Mülheim. . Zwar sind die Mülheimer Ausbildungszahlen stabil, doch sieht Agentur-Chef Jürgen Koch mit Blick auf die Nachwuchs-Rekrutierung für Betriebe noch deutlich Luft nach oben.

Mit Sorge blicken hiesige Akteure auf das Ausbildungsjahr 2014/15. Zwar ist die Zahl der abgeschlossenen Verträge für die duale Berufsausbildung in Mülheim nahezu stabil, doch Agentur-Geschäftsführer Jürgen Koch mahnt mit Blick auf die Demografie: „Wöchentlich höre und lese ich von fehlendem Nachwuchs, ausgebildet wird aber von Jahr zu Jahr weniger.“

Für die Mülheimer Wirtschaft konstatiert Koch gar „eine brisante Negativentwicklung“ – mangelnder Ausbildungswille paare sich mit der Schieflage in fünf, sechs Großunternehmen. „Ich sorge mich mittlerweile sehr ausdrücklich um die berufliche Zukunft der jungen Menschen“, wählte Koch bei einer Bilanzpressekonferenz mit Partnern des Ausbildungskonsenses am Donnerstag ungewohnt deutliche Worte.

Handwerk bildet mehr aus, IHK-Betriebe weniger

Dabei sind die Zahlen auf den ersten Blick weniger erschreckend, weil stabil: IHK und Handwerkskammer registrieren für Mülheimer Betriebe in diesem Jahr 932 Ausbildungsverträge; das sind nur zwei weniger als im Vorjahr. Im Handwerk stieg die Zahl der Verträge dabei von 271 auf 286. Die IHK meldete 17 Stellen weniger.

Fachkräftemangel in kaum einem Ausbildungsberuf

Klagen über Fachkräftemangel und maue Ausbildungszahlen – wie passt das zusammen? Gar nicht, sagt Agentur-Chef Jürgen Koch. Bis auf wenige Ausnahmen (etwa Elektrotechnik) gebe es aktuell offenbar keinen Fachkräftemangel in den dualen Ausbildungsberufen.

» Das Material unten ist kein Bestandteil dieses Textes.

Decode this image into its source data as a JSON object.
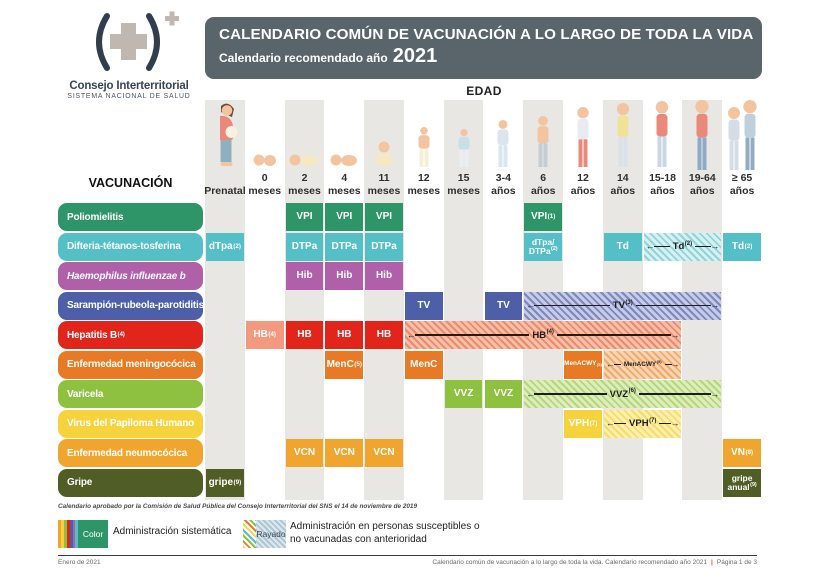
{
  "colors": {
    "titlebar_bg": "#59646B",
    "stripe": "#E9E7E4",
    "footer_separator": "#E8501E"
  },
  "logo": {
    "org": "Consejo Interterritorial",
    "sub": "SISTEMA NACIONAL DE SALUD"
  },
  "header": {
    "title": "CALENDARIO COMÚN DE VACUNACIÓN A LO LARGO DE TODA LA VIDA",
    "subtitle_prefix": "Calendario recomendado año",
    "year": "2021"
  },
  "axis": {
    "edad": "EDAD",
    "vacunacion": "VACUNACIÓN"
  },
  "columns": [
    {
      "age": "Prenatal",
      "unit": "",
      "icon": "pregnant-woman-icon",
      "shaded": true
    },
    {
      "age": "0",
      "unit": "meses",
      "icon": "newborn-baby-icon",
      "shaded": false
    },
    {
      "age": "2",
      "unit": "meses",
      "icon": "baby-lying-icon",
      "shaded": true
    },
    {
      "age": "4",
      "unit": "meses",
      "icon": "infant-lying-icon",
      "shaded": false
    },
    {
      "age": "11",
      "unit": "meses",
      "icon": "baby-sitting-icon",
      "shaded": true
    },
    {
      "age": "12",
      "unit": "meses",
      "icon": "toddler-standing-icon",
      "shaded": false
    },
    {
      "age": "15",
      "unit": "meses",
      "icon": "toddler-icon",
      "shaded": true
    },
    {
      "age": "3-4",
      "unit": "años",
      "icon": "child-icon",
      "shaded": false
    },
    {
      "age": "6",
      "unit": "años",
      "icon": "school-child-icon",
      "shaded": true
    },
    {
      "age": "12",
      "unit": "años",
      "icon": "preteen-icon",
      "shaded": false
    },
    {
      "age": "14",
      "unit": "años",
      "icon": "teenager-icon",
      "shaded": true
    },
    {
      "age": "15-18",
      "unit": "años",
      "icon": "young-adult-icon",
      "shaded": false
    },
    {
      "age": "19-64",
      "unit": "años",
      "icon": "adult-icon",
      "shaded": true
    },
    {
      "age": "≥ 65",
      "unit": "años",
      "icon": "elderly-couple-icon",
      "shaded": false
    }
  ],
  "rows": [
    {
      "id": "poliomielitis",
      "label": "Poliomielitis",
      "sup": "",
      "color": "#2E9568",
      "cells": [
        {
          "type": "box",
          "col": 2,
          "label": "VPI"
        },
        {
          "type": "box",
          "col": 3,
          "label": "VPI"
        },
        {
          "type": "box",
          "col": 4,
          "label": "VPI"
        },
        {
          "type": "box",
          "col": 8,
          "label": "VPI",
          "sup": "(1)"
        }
      ]
    },
    {
      "id": "difteria-tetanos-tosferina",
      "label": "Difteria-tétanos-tosferina",
      "sup": "",
      "color": "#54BFC7",
      "band_bg": "#D9F0F2",
      "band_stripe": "#8ED4DA",
      "cells": [
        {
          "type": "box",
          "col": 0,
          "label": "dTpa",
          "sup": "(2)"
        },
        {
          "type": "box",
          "col": 2,
          "label": "DTPa"
        },
        {
          "type": "box",
          "col": 3,
          "label": "DTPa"
        },
        {
          "type": "box",
          "col": 4,
          "label": "DTPa"
        },
        {
          "type": "box",
          "col": 8,
          "lines": [
            "dTpa/",
            "DTPa"
          ],
          "sup": "(2)"
        },
        {
          "type": "box",
          "col": 10,
          "label": "Td"
        },
        {
          "type": "band",
          "col": 11,
          "col_end": 12,
          "label": "Td",
          "sup": "(2)"
        },
        {
          "type": "box",
          "col": 13,
          "label": "Td",
          "sup": "(2)"
        }
      ]
    },
    {
      "id": "haemophilus-influenzae-b",
      "label": "Haemophilus influenzae b",
      "sup": "",
      "italic": true,
      "color": "#B05FA9",
      "cells": [
        {
          "type": "box",
          "col": 2,
          "label": "Hib"
        },
        {
          "type": "box",
          "col": 3,
          "label": "Hib"
        },
        {
          "type": "box",
          "col": 4,
          "label": "Hib"
        }
      ]
    },
    {
      "id": "sarampion-rubeola-parotiditis",
      "label": "Sarampión-rubeola-parotiditis",
      "sup": "",
      "color": "#4C5FA8",
      "band_bg": "#C6CCE5",
      "band_stripe": "#7B87BF",
      "cells": [
        {
          "type": "box",
          "col": 5,
          "label": "TV"
        },
        {
          "type": "box",
          "col": 7,
          "label": "TV"
        },
        {
          "type": "band",
          "col": 8,
          "col_end": 12,
          "label": "TV",
          "sup": "(3)"
        }
      ]
    },
    {
      "id": "hepatitis-b",
      "label": "Hepatitis B",
      "sup": "(4)",
      "color": "#E1251B",
      "band_bg": "#F5BFA8",
      "band_stripe": "#EC8A6B",
      "cells": [
        {
          "type": "box",
          "col": 1,
          "label": "HB",
          "sup": "(4)",
          "bg": "#F2997F"
        },
        {
          "type": "box",
          "col": 2,
          "label": "HB"
        },
        {
          "type": "box",
          "col": 3,
          "label": "HB"
        },
        {
          "type": "box",
          "col": 4,
          "label": "HB"
        },
        {
          "type": "band",
          "col": 5,
          "col_end": 11,
          "label": "HB",
          "sup": "(4)"
        }
      ]
    },
    {
      "id": "enfermedad-meningococica",
      "label": "Enfermedad meningocócica",
      "sup": "",
      "color": "#E87A25",
      "band_bg": "#F8D4B0",
      "band_stripe": "#F2A96B",
      "cells": [
        {
          "type": "box",
          "col": 3,
          "label": "MenC",
          "sup": "(5)"
        },
        {
          "type": "box",
          "col": 5,
          "label": "MenC"
        },
        {
          "type": "box",
          "col": 9,
          "label": "MenACWY",
          "sup": "(5)",
          "tiny": true
        },
        {
          "type": "band",
          "col": 10,
          "col_end": 11,
          "label": "MenACWY",
          "sup": "(5)",
          "tiny": true
        }
      ]
    },
    {
      "id": "varicela",
      "label": "Varicela",
      "sup": "",
      "color": "#8FC140",
      "band_bg": "#DEEDBE",
      "band_stripe": "#B4D77A",
      "cells": [
        {
          "type": "box",
          "col": 6,
          "label": "VVZ"
        },
        {
          "type": "box",
          "col": 7,
          "label": "VVZ"
        },
        {
          "type": "band",
          "col": 8,
          "col_end": 12,
          "label": "VVZ",
          "sup": "(6)"
        }
      ]
    },
    {
      "id": "virus-del-papiloma-humano",
      "label": "Virus del Papiloma Humano",
      "sup": "",
      "color": "#F6D33C",
      "band_bg": "#FCEFB0",
      "band_stripe": "#F8DC67",
      "cells": [
        {
          "type": "box",
          "col": 9,
          "label": "VPH",
          "sup": "(7)"
        },
        {
          "type": "band",
          "col": 10,
          "col_end": 11,
          "label": "VPH",
          "sup": "(7)"
        }
      ]
    },
    {
      "id": "enfermedad-neumococica",
      "label": "Enfermedad neumocócica",
      "sup": "",
      "color": "#F0A52E",
      "cells": [
        {
          "type": "box",
          "col": 2,
          "label": "VCN"
        },
        {
          "type": "box",
          "col": 3,
          "label": "VCN"
        },
        {
          "type": "box",
          "col": 4,
          "label": "VCN"
        },
        {
          "type": "box",
          "col": 13,
          "label": "VN",
          "sup": "(8)"
        }
      ]
    },
    {
      "id": "gripe",
      "label": "Gripe",
      "sup": "",
      "color": "#505D24",
      "cells": [
        {
          "type": "box",
          "col": 0,
          "label": "gripe",
          "sup": "(9)"
        },
        {
          "type": "box",
          "col": 13,
          "lines": [
            "gripe",
            "anual"
          ],
          "sup": "(9)"
        }
      ]
    }
  ],
  "footnote": "Calendario aprobado por la Comisión de Salud Pública del Consejo Interterritorial del SNS el 14 de noviembre de 2019",
  "legend": {
    "color_swatch_label": "Color",
    "color_text": "Administración sistemática",
    "rayado_swatch_label": "Rayado",
    "rayado_text_line1": "Administración en personas susceptibles o",
    "rayado_text_line2": "no vacunadas con anterioridad"
  },
  "footer": {
    "left": "Enero de 2021",
    "right": "Calendario común de vacunación a lo largo de toda la vida. Calendario recomendado año 2021",
    "page": "Página 1 de 3"
  }
}
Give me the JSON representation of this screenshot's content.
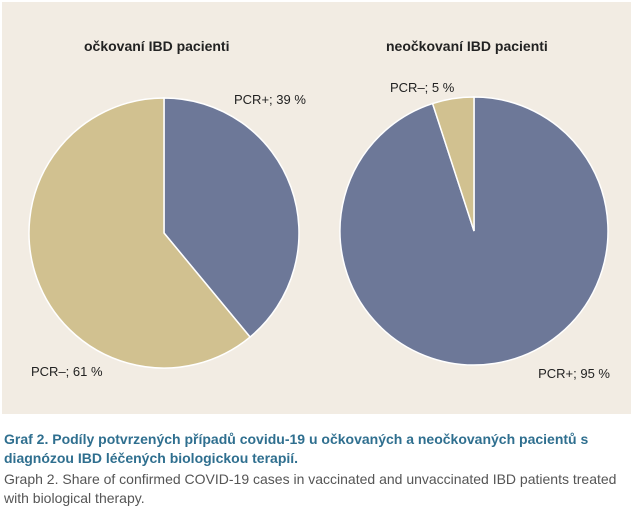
{
  "colors": {
    "positive": "#6d7898",
    "negative": "#d1c190",
    "panel_bg": "#f2ece3",
    "caption_cz": "#2f6f8f"
  },
  "chart_data": [
    {
      "type": "pie",
      "title": "očkovaní IBD pacienti",
      "slices": [
        {
          "name": "PCR+",
          "value": 39,
          "label": "PCR+; 39 %",
          "color": "#6d7898"
        },
        {
          "name": "PCR–",
          "value": 61,
          "label": "PCR–; 61 %",
          "color": "#d1c190"
        }
      ]
    },
    {
      "type": "pie",
      "title": "neočkovaní IBD pacienti",
      "slices": [
        {
          "name": "PCR+",
          "value": 95,
          "label": "PCR+; 95 %",
          "color": "#6d7898"
        },
        {
          "name": "PCR–",
          "value": 5,
          "label": "PCR–; 5 %",
          "color": "#d1c190"
        }
      ]
    }
  ],
  "caption": {
    "cz": "Graf 2. Podíly potvrzených případů covidu-19 u očkovaných a neočkovaných pacientů s diagnózou IBD léčených biologickou terapií.",
    "en": "Graph 2. Share of confirmed COVID-19 cases in vaccinated and unvaccinated IBD patients treated with biological therapy."
  }
}
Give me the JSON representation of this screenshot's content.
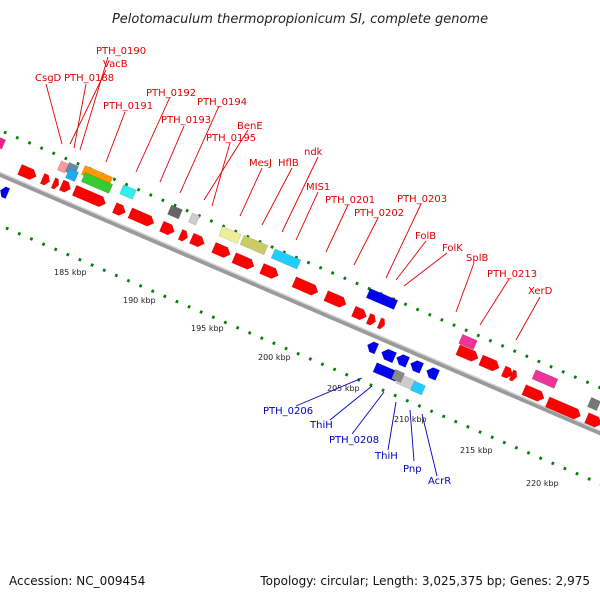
{
  "title": "Pelotomaculum thermopropionicum SI, complete genome",
  "footer": {
    "accession": "Accession: NC_009454",
    "summary": "Topology: circular; Length: 3,025,375 bp; Genes: 2,975"
  },
  "scale_labels": [
    "185 kbp",
    "190 kbp",
    "195 kbp",
    "200 kbp",
    "205 kbp",
    "210 kbp",
    "215 kbp",
    "220 kbp"
  ],
  "top_gene_labels": [
    "CsgD",
    "PTH_0190",
    "VacB",
    "PTH_0188",
    "PTH_0191",
    "PTH_0192",
    "PTH_0194",
    "PTH_0193",
    "BenE",
    "PTH_0195",
    "ndk",
    "MesJ",
    "HflB",
    "MIS1",
    "PTH_0201",
    "PTH_0203",
    "PTH_0202",
    "FolB",
    "FolK",
    "SplB",
    "PTH_0213",
    "XerD"
  ],
  "bottom_gene_labels": [
    "PTH_0206",
    "ThiH",
    "PTH_0208",
    "ThiH",
    "Pnp",
    "AcrR"
  ],
  "colors": {
    "forward": "#ff0000",
    "reverse": "#0000ee",
    "top_label": "#e00000",
    "bottom_label": "#0000c0",
    "ring_dots": "#008000",
    "backbone": "#888888"
  }
}
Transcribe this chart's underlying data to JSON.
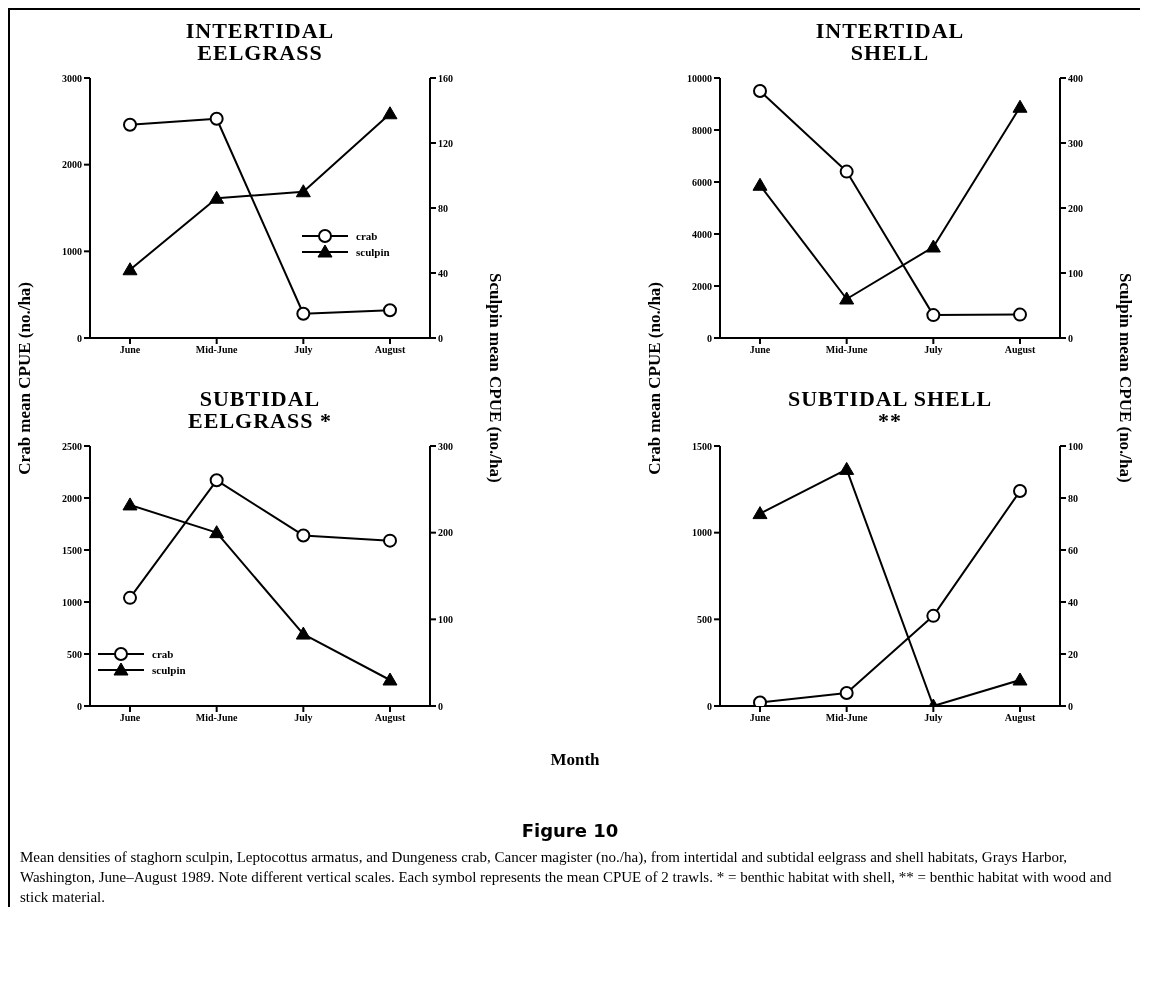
{
  "chart_data": [
    {
      "type": "line",
      "title": "INTERTIDAL EELGRASS",
      "ylabel": "Crab mean CPUE (no./ha)",
      "y2label": "Sculpin mean CPUE (no./ha)",
      "categories": [
        "June",
        "Mid-June",
        "July",
        "August"
      ],
      "ylim": [
        0,
        3000
      ],
      "yticks": [
        0,
        1000,
        2000,
        3000
      ],
      "y2lim": [
        0,
        160
      ],
      "y2ticks": [
        0,
        40,
        80,
        120,
        160
      ],
      "legend": "right",
      "series": [
        {
          "name": "crab",
          "color": "#000000",
          "marker": "circle",
          "values": [
            2460,
            2530,
            280,
            320
          ]
        },
        {
          "name": "sculpin",
          "color": "#000000",
          "marker": "triangle",
          "axis": "y2",
          "values": [
            42,
            86,
            90,
            138
          ]
        }
      ]
    },
    {
      "type": "line",
      "title": "INTERTIDAL SHELL",
      "ylabel": "Crab mean CPUE (no./ha)",
      "y2label": "Sculpin mean CPUE (no./ha)",
      "categories": [
        "June",
        "Mid-June",
        "July",
        "August"
      ],
      "ylim": [
        0,
        10000
      ],
      "yticks": [
        0,
        2000,
        4000,
        6000,
        8000,
        10000
      ],
      "y2lim": [
        0,
        400
      ],
      "y2ticks": [
        0,
        100,
        200,
        300,
        400
      ],
      "series": [
        {
          "color": "#000000",
          "marker": "circle",
          "values": [
            9500,
            6400,
            880,
            900
          ]
        },
        {
          "color": "#000000",
          "marker": "triangle",
          "axis": "y2",
          "values": [
            235,
            60,
            140,
            355
          ]
        }
      ]
    },
    {
      "type": "line",
      "title": "SUBTIDAL EELGRASS *",
      "xlabel": "Month",
      "categories": [
        "June",
        "Mid-June",
        "July",
        "August"
      ],
      "ylim": [
        0,
        2500
      ],
      "yticks": [
        0,
        500,
        1000,
        1500,
        2000,
        2500
      ],
      "y2lim": [
        0,
        300
      ],
      "y2ticks": [
        0,
        100,
        200,
        300
      ],
      "legend": "bottom left",
      "series": [
        {
          "name": "crab",
          "color": "#000000",
          "marker": "circle",
          "values": [
            1040,
            2170,
            1640,
            1590
          ]
        },
        {
          "name": "sculpin",
          "color": "#000000",
          "marker": "triangle",
          "axis": "y2",
          "values": [
            232,
            200,
            83,
            30
          ]
        }
      ]
    },
    {
      "type": "line",
      "title": "SUBTIDAL SHELL **",
      "categories": [
        "June",
        "Mid-June",
        "July",
        "August"
      ],
      "ylim": [
        0,
        1500
      ],
      "yticks": [
        0,
        500,
        1000,
        1500
      ],
      "y2lim": [
        0,
        100
      ],
      "y2ticks": [
        0,
        20,
        40,
        60,
        80,
        100
      ],
      "annotations": [
        "Figure 10",
        "Mean densities of staghorn sculpin, Leptocottus armatus, and Dungeness crab, Cancer magister (no./ha), from intertidal and subtidal eelgrass and shell habitats, Grays Harbor, Washington, June–August 1989. Note different vertical scales. Each symbol represents the mean CPUE of 2 trawls. * = benthic habitat with shell, ** = benthic habitat with wood and stick material."
      ],
      "series": [
        {
          "color": "#000000",
          "marker": "circle",
          "values": [
            20,
            75,
            520,
            1240
          ]
        },
        {
          "color": "#000000",
          "marker": "triangle",
          "axis": "y2",
          "values": [
            74,
            91,
            0,
            10
          ]
        }
      ]
    }
  ]
}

Hans Michaelsen, Geschäftsführer Aus- und Weiterbildung bei der IHK, bestätigte das: „Wir haben im Kernruhrgebiet keinen flächendeckenden Fachkräftemangel. In Sauer- und Münsterland sehe das aber schon anders aus.

Doch Koch glaubt wie DGB-Regionalgeschäftsführer Dieter Hillebrand, dass sich heimische Betriebe mehr ins Zeug legen sollten, um Fachkräfte der Zukunft anzulernen. Hillebrand verwies auf eine Vereinbarung der NRW-Konsenspartner, mehr Ausbildungsplätze zu schaffen. Aktuell sei zu beklagen, dass jungen Menschen kein „auswahlfähiges Angebot“ zur Verfügung stehe, verwies er auf die Agentur-Zahlen. So standen 1155 Mülheimer Bewerbern, die die Agentur zur Vermittlung eingeschaltet hatten, in dem nun beendeten Ausbildungsjahr lediglich 1005 bei der Behörde geführte Stellen in Mülheim zur Verfügung.

Dass bis auf 58 Bewerber alle anderen als „versorgt“ gelten, hieße schließlich nicht, dass sie auch in dualer Ausbildung gelandet seien.

U25-Haus findet Wege für alle betreuten Jugendlichen

Für das U25-Haus der Mülheimer Sozialagentur kann Sozialamtsleiter Klaus Konietzka immerhin sagen, dass im fünften Jahr in Folge alle betreuten jungen Menschen wenn nicht in Ausbildung (80 %), so doch zumindest auf den Weg dorthin gebracht werden konnten, etwa mit Einstiegsqualifizierungen.

Mit Blick auf eine hauseigene Befragung unter Jugendlichen mahnt Konietzka an, Eltern als wichtigste Mittler beim Übergang ins Berufsleben in den Fokus zu nehmen, sie über neuere Entwicklungen in der Ausbildung zu informieren. Sie seien erste Ansprechpartner der jungen Menschen, weniger die Institutionen. Elisabeth Schulte vom Unternehmerverband beklagt weiter eine mangelnde Ausbildungsreife bei vielen Jugendlichen, IHK-Ausbildungsexperte Hans Michaelsen sieht mit Sorge, dass zunehmend Jugendliche ihr Heil in Abi und Studium suchen, obwohl sie in klassischer Ausbildung besser aufgehoben seien.